16. Mai 2023: „Vor 48 Stunden stand ich noch vor dem gepackten Gravelbike, um wie langfristig geplant durch die Abruzzen zu radeln. Nach Gesprächen mit Freunden und in Anbetracht der Wettervorhersage überfliege ich nochmal alternative Bikepacking-Routen: Alta Via dei Monte Liguri, über 450 Kilometer und mehr als 21.000 Höhenmeter, Schwierigkeit 9 von 10. Viel zu schwer! Mit Hund kann ich das vergessen, denke ich . . . Mmh, okay, ich mach’ es!
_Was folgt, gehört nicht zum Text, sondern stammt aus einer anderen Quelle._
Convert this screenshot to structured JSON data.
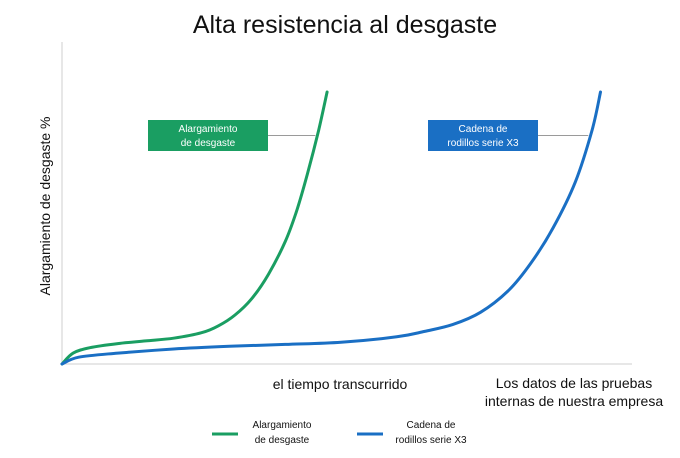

Reduziere mein Gepäck, da ich nun beim Fully keinen Gepäckträger und Hundeanhänger mehr habe, versuche die Schaltung perfekt einzustellen, telefoniere stundenlang mit Campingplätzen, Touristeninfos, Polizeistationen, Tankstellen, um einen sicheren Parkplatz für mein Auto zu finden. Schreibe einem Freund: ,Es funktioniert alles nicht so wie gedacht, aber ich mach’ es trotzdem‘ . . .
18. Mai 2023, 15 km hinter Deiva Marina: Die Dämmerung setzt ein, zwischen zwei Bäumen weht meine Zeltplane im Wind. Dahinter schimmert das Blau des Meeres. Herr Hund nagt an einem Stöckchen, scheinbar ist er noch nicht ausgelastet. Ich hingegen schon. ,Tag eins also‘ denke ich, als ich müde in meinen Schlafsack krieche . . . 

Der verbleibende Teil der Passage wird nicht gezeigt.